Similarly, Americans believe their government should help when necessary. When the task is too big for a couple of Joes to achieve, Americans want their government to step up. Disaster relief is such a task. Republicans just don’t get this. The GOP uses government to hurt Americans, not to lend a helping hand.
That’s what the GOP did last week. The majority of Republicans in the U.S. House – 64 percent – voted against extending tax breaks for working Americans.
Those Republicans voted to raise taxes on – to hurt – 99 percent of Americans, most of whom badly need the tax break as a result of the Great Recession, the decline in housing values and the decade-long stagnation in wages. Those Republicans also voted to wound the American financial system, which needs workers to have money so they can spend it and revive the economy.
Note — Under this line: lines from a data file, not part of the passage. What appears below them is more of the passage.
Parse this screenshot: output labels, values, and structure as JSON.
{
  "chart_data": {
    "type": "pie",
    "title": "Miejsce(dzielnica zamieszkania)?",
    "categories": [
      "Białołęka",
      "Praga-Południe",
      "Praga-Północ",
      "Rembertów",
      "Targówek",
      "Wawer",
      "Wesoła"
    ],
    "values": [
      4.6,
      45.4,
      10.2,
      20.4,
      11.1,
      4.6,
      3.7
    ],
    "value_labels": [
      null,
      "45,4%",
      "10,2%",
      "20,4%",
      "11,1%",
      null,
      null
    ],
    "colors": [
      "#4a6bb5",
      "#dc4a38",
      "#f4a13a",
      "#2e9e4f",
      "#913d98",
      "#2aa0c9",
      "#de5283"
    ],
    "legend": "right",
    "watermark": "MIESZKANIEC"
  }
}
But that’s just the beginning. Those Republicans in the House, who constantly claim to be so very worried about deficits, also voted to spend more money – that is, more than the $1.5 million already wasted – defending discrimination against gay people.
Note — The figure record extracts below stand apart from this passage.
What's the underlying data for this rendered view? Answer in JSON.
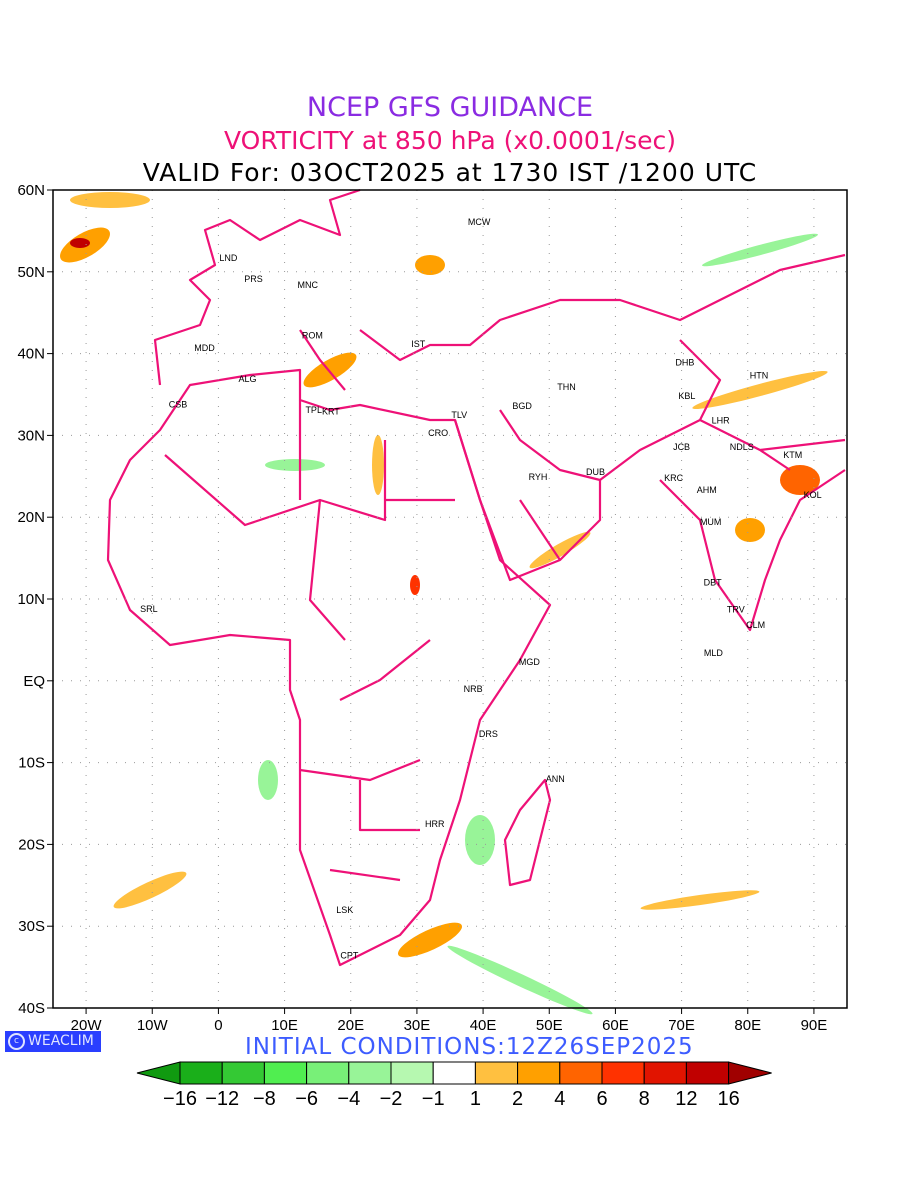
{
  "titles": {
    "line1": "NCEP GFS GUIDANCE",
    "line2": "VORTICITY at 850 hPa (x0.0001/sec)",
    "line3": "VALID For: 03OCT2025 at 1730 IST /1200 UTC"
  },
  "initial_conditions": "INITIAL  CONDITIONS:12Z26SEP2025",
  "logo": {
    "text": "WEACLIM",
    "icon": "copyright-icon"
  },
  "map": {
    "lon_range": [
      -25,
      95
    ],
    "lat_range": [
      -40,
      60
    ],
    "lon_ticks": [
      {
        "v": -20,
        "l": "20W"
      },
      {
        "v": -10,
        "l": "10W"
      },
      {
        "v": 0,
        "l": "0"
      },
      {
        "v": 10,
        "l": "10E"
      },
      {
        "v": 20,
        "l": "20E"
      },
      {
        "v": 30,
        "l": "30E"
      },
      {
        "v": 40,
        "l": "40E"
      },
      {
        "v": 50,
        "l": "50E"
      },
      {
        "v": 60,
        "l": "60E"
      },
      {
        "v": 70,
        "l": "70E"
      },
      {
        "v": 80,
        "l": "80E"
      },
      {
        "v": 90,
        "l": "90E"
      }
    ],
    "lat_ticks": [
      {
        "v": 60,
        "l": "60N"
      },
      {
        "v": 50,
        "l": "50N"
      },
      {
        "v": 40,
        "l": "40N"
      },
      {
        "v": 30,
        "l": "30N"
      },
      {
        "v": 20,
        "l": "20N"
      },
      {
        "v": 10,
        "l": "10N"
      },
      {
        "v": 0,
        "l": "EQ"
      },
      {
        "v": -10,
        "l": "10S"
      },
      {
        "v": -20,
        "l": "20S"
      },
      {
        "v": -30,
        "l": "30S"
      },
      {
        "v": -40,
        "l": "40S"
      }
    ],
    "cities": [
      {
        "n": "MCW",
        "lon": 39.4,
        "lat": 56.1
      },
      {
        "n": "LND",
        "lon": 1.5,
        "lat": 51.7
      },
      {
        "n": "PRS",
        "lon": 5.3,
        "lat": 49.1
      },
      {
        "n": "MNC",
        "lon": 13.5,
        "lat": 48.4
      },
      {
        "n": "MDD",
        "lon": -2.1,
        "lat": 40.7
      },
      {
        "n": "ROM",
        "lon": 14.2,
        "lat": 42.2
      },
      {
        "n": "IST",
        "lon": 30.2,
        "lat": 41.2
      },
      {
        "n": "ALG",
        "lon": 4.4,
        "lat": 36.9
      },
      {
        "n": "CSB",
        "lon": -6.1,
        "lat": 33.8
      },
      {
        "n": "TPL",
        "lon": 14.4,
        "lat": 33.1
      },
      {
        "n": "KRT",
        "lon": 17.0,
        "lat": 32.9
      },
      {
        "n": "TLV",
        "lon": 36.4,
        "lat": 32.5
      },
      {
        "n": "CRO",
        "lon": 33.2,
        "lat": 30.3
      },
      {
        "n": "BGD",
        "lon": 45.9,
        "lat": 33.6
      },
      {
        "n": "THN",
        "lon": 52.6,
        "lat": 35.9
      },
      {
        "n": "DHB",
        "lon": 70.5,
        "lat": 38.9
      },
      {
        "n": "HTN",
        "lon": 81.7,
        "lat": 37.3
      },
      {
        "n": "KBL",
        "lon": 70.8,
        "lat": 34.8
      },
      {
        "n": "LHR",
        "lon": 75.9,
        "lat": 31.8
      },
      {
        "n": "NDLS",
        "lon": 79.1,
        "lat": 28.6
      },
      {
        "n": "JCB",
        "lon": 70.0,
        "lat": 28.6
      },
      {
        "n": "KTM",
        "lon": 86.8,
        "lat": 27.6
      },
      {
        "n": "KRC",
        "lon": 68.8,
        "lat": 24.8
      },
      {
        "n": "DUB",
        "lon": 57.0,
        "lat": 25.5
      },
      {
        "n": "RYH",
        "lon": 48.3,
        "lat": 24.9
      },
      {
        "n": "AHM",
        "lon": 73.8,
        "lat": 23.3
      },
      {
        "n": "KOL",
        "lon": 89.8,
        "lat": 22.7
      },
      {
        "n": "MUM",
        "lon": 74.4,
        "lat": 19.4
      },
      {
        "n": "DBT",
        "lon": 74.7,
        "lat": 12.0
      },
      {
        "n": "TRV",
        "lon": 78.2,
        "lat": 8.7
      },
      {
        "n": "CLM",
        "lon": 81.2,
        "lat": 6.8
      },
      {
        "n": "MLD",
        "lon": 74.8,
        "lat": 3.4
      },
      {
        "n": "SRL",
        "lon": -10.5,
        "lat": 8.8
      },
      {
        "n": "MGD",
        "lon": 47.0,
        "lat": 2.3
      },
      {
        "n": "NRB",
        "lon": 38.5,
        "lat": -1.0
      },
      {
        "n": "DRS",
        "lon": 40.8,
        "lat": -6.5
      },
      {
        "n": "ANN",
        "lon": 50.9,
        "lat": -12.0
      },
      {
        "n": "HRR",
        "lon": 32.7,
        "lat": -17.5
      },
      {
        "n": "LSK",
        "lon": 19.1,
        "lat": -28.0
      },
      {
        "n": "CPT",
        "lon": 19.8,
        "lat": -33.6
      }
    ]
  },
  "colorbar": {
    "labels": [
      "−16",
      "−12",
      "−8",
      "−6",
      "−4",
      "−2",
      "−1",
      "1",
      "2",
      "4",
      "6",
      "8",
      "12",
      "16"
    ],
    "colors": [
      "#1aaf1a",
      "#34c934",
      "#50ee50",
      "#78f078",
      "#98f498",
      "#b6f8b0",
      "#ffffff",
      "#ffc040",
      "#ffa000",
      "#ff6400",
      "#ff3200",
      "#e11400",
      "#c00000"
    ],
    "low_color": "#109a10",
    "high_color": "#a00000"
  }
}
The Republicans gave additional payments to attorneys who will ask the U.S. Supreme Court to immortalize the inequitable Defense of Marriage Act. DOMA has been struck down by lower courts. The Obama administration has deemed DOMA unconstitutional. And the majority of Americans oppose it, particularly those in three states that approved same-sex marriage in referendums last fall.
Before the 2012 legislative session expired, Republicans found the time and money to put that hurt on gay people. But Republicans just couldn’t make the time or find the money to help the hundreds of thousands of East Coast residents devastated by Hurricane Sandy.
They didn’t care to give a hand to the storm-ravaged Americans still without electricity or sleeping on cots or striving to rebuild without promised federal aid.
Finally, on Friday, three days after deciding to further finance discrimination against same-sex couples, Republicans in the U.S. House got around to voting to provide a tiny fraction of the aid needed by Sandy victims – an additional $9.7 billion.
Here’s the kicker: although the measure passed, 67 House Republicans voted against the aid for storm victims whose houses were flooded, wind-whipped or burned to the ground.
GOP House Speaker John Boehner stalled until Jan. 15 a vote on the bulk of the $60.4 billion in aid that the Senate had approved during the 112th legislative session last year. If Republican House members actually approve the relief then, two and a half months will have elapsed since the worst storm to hit the East Coast in decades, one that killed 130 Americans and caused more than $82 billion in damage.
New York Gov. Andrew Cuomo, a Democrat, said after Boehner closed the 2012 legislative session without calling a vote on the aid package:
“When American citizens are in need, we come to their aid. That tradition was abandoned in the House last night.”
Americans give a helping hand. But not House Republicans.
House Republicans also spurned another group of blameless victims – women who suffer violence. The House GOP refused to approve a renewal of the Violence Against Women Act, which the Senate passed last April.
Here’s why House Republicans oppose reauthorizing the law credited with reducing the number of both women and men killed by domestic violence: the new version extends protection to immigrants, Native Americans, lesbian, gay, bisexual and transgendered people. The House Republicans have made it clear they don’t want to help MORE people. So they passed nothing at all – no help for abused women!
After Boehner blocked a vote on Sandy relief on New Year’s Day, New Jersey Gov. Chris Christie, a Republican, said it illustrated “why the American people hate Congress.” But that statement is too broad. Half of Congress, the Democratic-controlled Senate, had passed the legislation.
And Americans know that it’s Boehner and his band of GOP House members that have repeatedly refused to help. Voters demonstrated that knowledge and their disdain for that GOP philosophy when they elected more Democrats to the House last fall.
When Boehner waited until the last possible second to prevent the country from falling off the fiscal cliff, the New York Times wrote this about him and the House Republicans:
“The unwillingness of Mr. Boehner’s caucus to join such decisions for the common good suggests that the 113th Congress. . .will be bitterly unproductive, and possibly even more dangerous than the last Congress.”
On Thursday, before the 113th Congress opened, the third Senator who stood with Republican Kirk at the bottom of the Capitol steps, ready to help, was majority whip Dick Durbin of Illinois, a Democrat.
Republicans didn’t even help when it was one of their own.